When you book a photographer, you look through their previous photos.
When you book a florist, you take a look at some sample arranged flowers.
So when you book a DJ, how do you ‘look’ at their previous work?
Looking at a playlist for an evening doesn’t give any indication of how well received the songs were.
So how about going to see a DJ in action at another wedding? It’s a suggestion I regularly see.
At Freestyle Entertainment, I don’t allow prospective brides and grooms to come and see me in action, and that’s for a number of reasons:
- How would you feel if I invited random people to come to your wedding, whilst I was performing, so that they could ‘see me in action’? I’d never do that, and it’s for that reason I wouldn’t be able to invite you to someone else’s wedding that I’m performing at.
- Even if I did invite you, it wouldn’t be a representation of how your wedding could look. Every playlist at every wedding is unique – and that playlist is based on the likes of the bride and groom and their guests. I’ve performed at weddings that have been a bit ‘rockier’, some that are more ‘up to date’, and some that contain music from different cultures and countries.
- Some DJs also do ‘pub gigs’ and ‘clubs’ that are open to the public. But a pub gig is nothing like a wedding. And do you want a wedding specialist looking after your wedding, or an ‘all round DJ’ who mainly does pub gigs, and a few weddings on the side? And rarely does a ‘club DJ’ style of music work at a wedding, unless that is something that you and your guests specifically want.
So what is the solution?
Admittedly, booking a DJ is tough compared to other services where you get to look through their previous work.

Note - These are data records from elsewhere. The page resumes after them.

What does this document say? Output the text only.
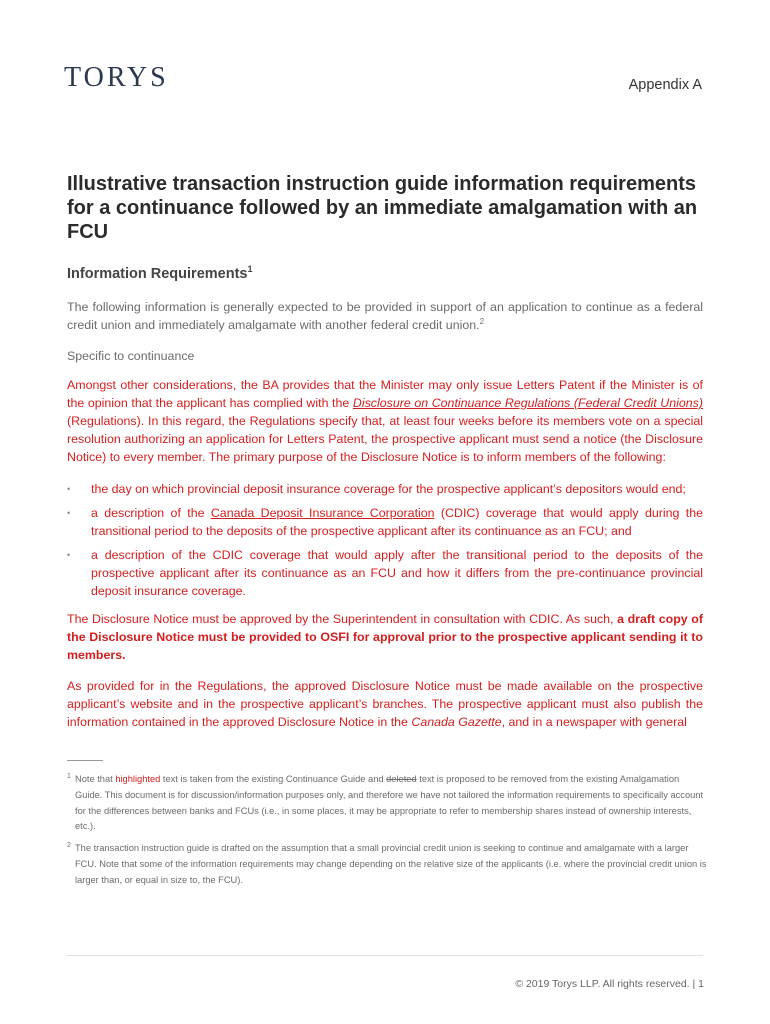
TORYS	Appendix A
Illustrative transaction instruction guide information requirements for a continuance followed by an immediate amalgamation with an FCU
Information Requirements$^1$

The following information is generally expected to be provided in support of an application to continue as a federal credit union and immediately amalgamate with another federal credit union.$^2$

Specific to continuance

Amongst other considerations, the BA provides that the Minister may only issue Letters Patent if the Minister is of the opinion that the applicant has complied with the Disclosure on Continuance Regulations (Federal Credit Unions) (Regulations). In this regard, the Regulations specify that, at least four weeks before its members vote on a special resolution authorizing an application for Letters Patent, the prospective applicant must send a notice (the Disclosure Notice) to every member. The primary purpose of the Disclosure Notice is to inform members of the following:

• the day on which provincial deposit insurance coverage for the prospective applicant’s depositors would end;
• a description of the Canada Deposit Insurance Corporation (CDIC) coverage that would apply during the transitional period to the deposits of the prospective applicant after its continuance as an FCU; and
• a description of the CDIC coverage that would apply after the transitional period to the deposits of the prospective applicant after its continuance as an FCU and how it differs from the pre-continuance provincial deposit insurance coverage.

The Disclosure Notice must be approved by the Superintendent in consultation with CDIC. As such, a draft copy of the Disclosure Notice must be provided to OSFI for approval prior to the prospective applicant sending it to members.

As provided for in the Regulations, the approved Disclosure Notice must be made available on the prospective applicant’s website and in the prospective applicant’s branches. The prospective applicant must also publish the information contained in the approved Disclosure Notice in the Canada Gazette, and in a newspaper with general

1 Note that highlighted text is taken from the existing Continuance Guide and deleted text is proposed to be removed from the existing Amalgamation Guide. This document is for discussion/information purposes only, and therefore we have not tailored the information requirements to specifically account for the differences between banks and FCUs (i.e., in some places, it may be appropriate to refer to membership shares instead of ownership interests, etc.).
2 The transaction instruction guide is drafted on the assumption that a small provincial credit union is seeking to continue and amalgamate with a larger FCU. Note that some of the information requirements may change depending on the relative size of the applicants (i.e. where the provincial credit union is larger than, or equal in size to, the FCU).
© 2019 Torys LLP. All rights reserved. | 1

So it’s well worth taking time to get to know the DJ and see if they reflect your style. Before contacting DJs, consider the style of music that you do and don’t like. Think of previous weddings you’ve attended as a guest, and think back to what you did and didn’t like about the DJ you saw. You can then build up a list of Dos and Don’ts – especially consider how much ‘cheese’ you want. When contacting DJs, don’t give them this list – sadly, many will just say ‘yes, I can do that!’. Instead, ask them what a typical playlist would look like if you gave them no guidance at all. Ask them about what sort of cheese they do and don’t play, and see how close it is to what you want. If you want some fun songs, like Michael Jackson, Bruno Mars and Whitney Houston, but without ‘action songs’ like Agadoo and the Conga, then you don’t want a club DJ who’s going to be playing the latest Ibiza anthems – and you also don’t want a cheesy DJ who is only going to play Macarena, Oops Up Side Your Head and The Birdie Song all night!

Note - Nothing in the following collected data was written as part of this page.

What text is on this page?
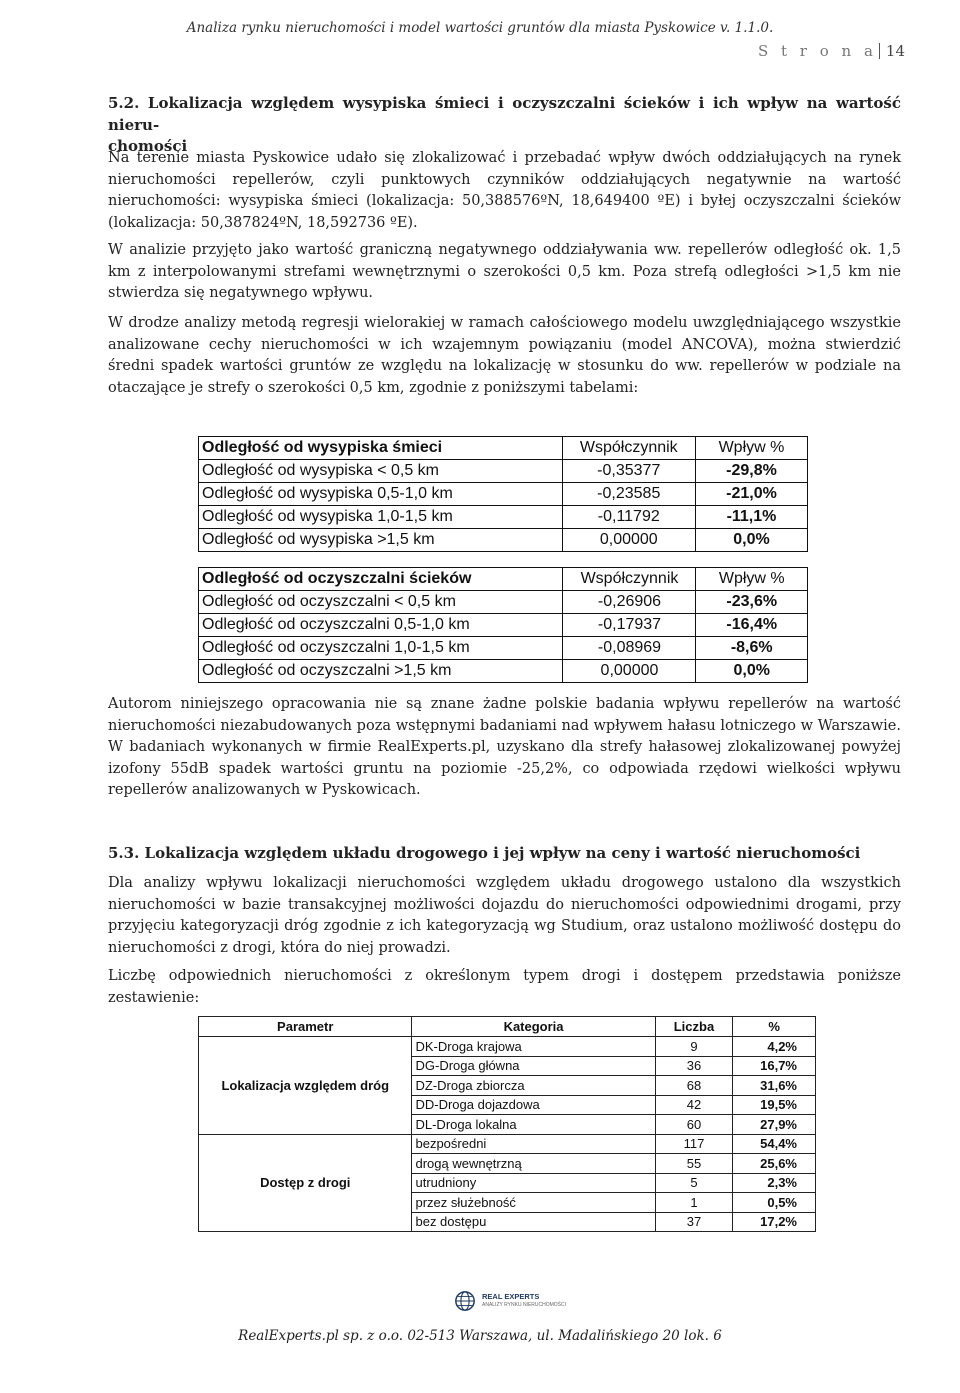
Analiza rynku nieruchomości i model wartości gruntów dla miasta Pyskowice v. 1.1.0.
S t r o n a 14
5.2. Lokalizacja względem wysypiska śmieci i oczyszczalni ścieków i ich wpływ na wartość nieru-
chomości

Na terenie miasta Pyskowice udało się zlokalizować i przebadać wpływ dwóch oddziałujących na rynek nieruchomości repellerów, czyli punktowych czynników oddziałujących negatywnie na wartość nieruchomości: wysypiska śmieci (lokalizacja: 50,388576ºN, 18,649400 ºE) i byłej oczyszczalni ścieków (lokalizacja: 50,387824ºN, 18,592736 ºE).

W analizie przyjęto jako wartość graniczną negatywnego oddziaływania ww. repellerów odległość ok. 1,5 km z interpolowanymi strefami wewnętrznymi o szerokości 0,5 km. Poza strefą odległości >1,5 km nie stwierdza się negatywnego wpływu.

W drodze analizy metodą regresji wielorakiej w ramach całościowego modelu uwzględniającego wszystkie analizowane cechy nieruchomości w ich wzajemnym powiązaniu (model ANCOVA), można stwierdzić średni spadek wartości gruntów ze względu na lokalizację w stosunku do ww. repellerów w podziale na otaczające je strefy o szerokości 0,5 km, zgodnie z poniższymi tabelami:

Odległość od wysypiska śmieci	Współczynnik	Wpływ %
Odległość od wysypiska < 0,5 km	-0,35377	-29,8%
Odległość od wysypiska 0,5-1,0 km	-0,23585	-21,0%
Odległość od wysypiska 1,0-1,5 km	-0,11792	-11,1%
Odległość od wysypiska >1,5 km	0,00000	0,0%
Odległość od oczyszczalni ścieków	Współczynnik	Wpływ %
Odległość od oczyszczalni < 0,5 km	-0,26906	-23,6%
Odległość od oczyszczalni 0,5-1,0 km	-0,17937	-16,4%
Odległość od oczyszczalni 1,0-1,5 km	-0,08969	-8,6%
Odległość od oczyszczalni >1,5 km	0,00000	0,0%

Autorom niniejszego opracowania nie są znane żadne polskie badania wpływu repellerów na wartość nieruchomości niezabudowanych poza wstępnymi badaniami nad wpływem hałasu lotniczego w Warszawie. W badaniach wykonanych w firmie RealExperts.pl, uzyskano dla strefy hałasowej zlokalizowanej powyżej izofony 55dB spadek wartości gruntu na poziomie -25,2%, co odpowiada rzędowi wielkości wpływu repellerów analizowanych w Pyskowicach.

5.3. Lokalizacja względem układu drogowego i jej wpływ na ceny i wartość nieruchomości

Dla analizy wpływu lokalizacji nieruchomości względem układu drogowego ustalono dla wszystkich nieruchomości w bazie transakcyjnej możliwości dojazdu do nieruchomości odpowiednimi drogami, przy przyjęciu kategoryzacji dróg zgodnie z ich kategoryzacją wg Studium, oraz ustalono możliwość dostępu do nieruchomości z drogi, która do niej prowadzi.

Liczbę odpowiednich nieruchomości z określonym typem drogi i dostępem przedstawia poniższe zestawienie:

Parametr	Kategoria	Liczba	%
Lokalizacja względem dróg	DK-Droga krajowa	9	4,2%
	DG-Droga główna	36	16,7%
	DZ-Droga zbiorcza	68	31,6%
	DD-Droga dojazdowa	42	19,5%
	DL-Droga lokalna	60	27,9%
Dostęp z drogi	bezpośredni	117	54,4%
	drogą wewnętrzną	55	25,6%
	utrudniony	5	2,3%
	przez służebność	1	0,5%
	bez dostępu	37	17,2%
REAL EXPERTS
ANALIZY RYNKU NIERUCHOMOŚCI
RealExperts.pl sp. z o.o. 02-513 Warszawa, ul. Madalińskiego 20 lok. 6
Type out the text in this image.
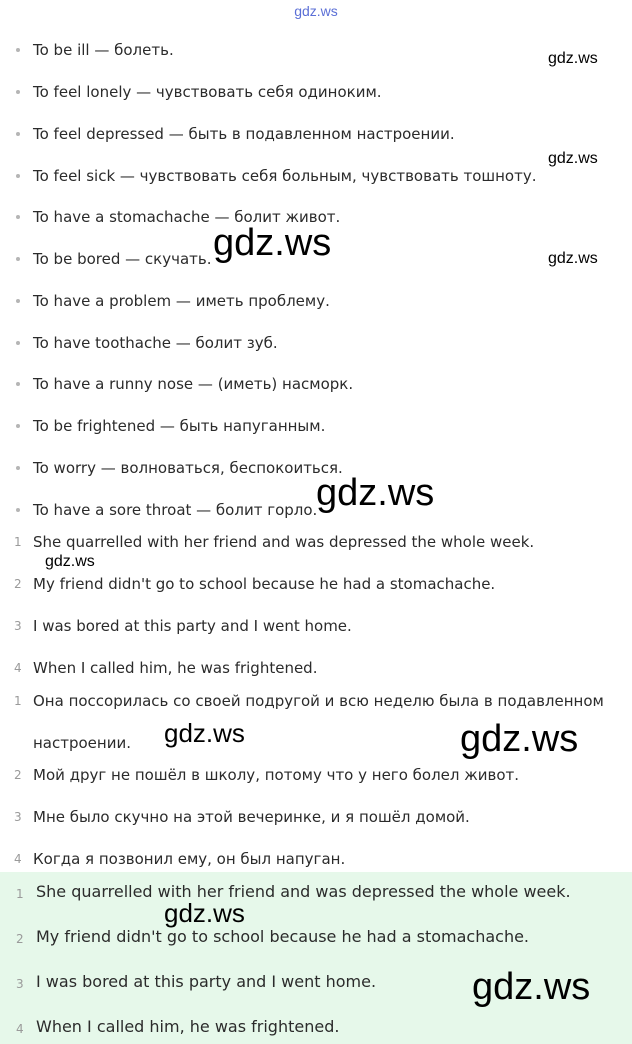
gdz.ws
To be ill — болеть.
To feel lonely — чувствовать себя одиноким.
To feel depressed — быть в подавленном настроении.
To feel sick — чувствовать себя больным, чувствовать тошноту.
To have a stomachache — болит живот.
To be bored — скучать.
To have a problem — иметь проблему.
To have toothache — болит зуб.
To have a runny nose — (иметь) насморк.
To be frightened — быть напуганным.
To worry — волноваться, беспокоиться.
To have a sore throat — болит горло.
1 She quarrelled with her friend and was depressed the whole week.
2 My friend didn't go to school because he had a stomachache.
3 I was bored at this party and I went home.
4 When I called him, he was frightened.
1 Она поссорилась со своей подругой и всю неделю была в подавленном настроении.
2 Мой друг не пошёл в школу, потому что у него болел живот.
3 Мне было скучно на этой вечеринке, и я пошёл домой.
4 Когда я позвонил ему, он был напуган.
1 She quarrelled with her friend and was depressed the whole week.
2 My friend didn't go to school because he had a stomachache.
3 I was bored at this party and I went home.
4 When I called him, he was frightened.
gdz.ws
gdz.ws
gdz.ws
gdz.ws
gdz.ws
gdz.ws
gdz.ws	gdz.ws
gdz.ws
gdz.ws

Also, ask the DJ what ideas they can bring to your wedding to make it fun and more memorable than just playing music. They may give you some suggestions you didn’t even realise existed. Many DJs also look after the music for the whole day – and can even host your wedding day, making all of the announcements, so that guests know what is happening and don’t miss any of the key moments, such as the cake cutting. Have you even thought yet about who will look after the music during your ceremony, including the all important ‘processional music’, as you walk down the aisle?

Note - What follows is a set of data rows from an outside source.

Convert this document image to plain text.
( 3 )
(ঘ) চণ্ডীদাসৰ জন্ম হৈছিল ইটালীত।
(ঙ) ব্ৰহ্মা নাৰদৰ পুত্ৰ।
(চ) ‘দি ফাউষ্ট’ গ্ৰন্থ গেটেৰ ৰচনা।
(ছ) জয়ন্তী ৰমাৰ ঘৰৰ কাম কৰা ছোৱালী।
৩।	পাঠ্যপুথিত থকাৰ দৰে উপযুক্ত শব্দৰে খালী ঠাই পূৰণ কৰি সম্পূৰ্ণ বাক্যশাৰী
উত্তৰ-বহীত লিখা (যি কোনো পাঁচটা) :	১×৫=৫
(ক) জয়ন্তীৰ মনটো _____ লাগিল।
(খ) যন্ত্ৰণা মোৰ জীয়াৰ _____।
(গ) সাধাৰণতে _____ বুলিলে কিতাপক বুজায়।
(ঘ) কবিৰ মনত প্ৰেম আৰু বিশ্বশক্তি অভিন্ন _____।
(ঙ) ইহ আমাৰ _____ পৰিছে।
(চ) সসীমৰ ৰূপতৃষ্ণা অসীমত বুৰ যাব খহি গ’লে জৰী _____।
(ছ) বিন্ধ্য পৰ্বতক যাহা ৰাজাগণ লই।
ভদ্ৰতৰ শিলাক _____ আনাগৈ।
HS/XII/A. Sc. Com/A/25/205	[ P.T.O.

Finally, take a look at photos and videos from the DJ. Does their set up look modern and tidy? Does it fit in with a wedding, or does it look like something from the 80s, and takes up more space than you have available?
Only at this stage is it worth asking a price. Otherwise, if you get the price first, you don’t really know what that price includes, or if they’re the right person for you. A good DJ is worth paying more for – after all, the evening alone is around 1/3rd of your wedding day. And a full time wedding DJ will devote more time to the planning and preparation of your wedding to ensure it’s exactly how you imagined, with you both on the dance floor, surrounded by friends and family.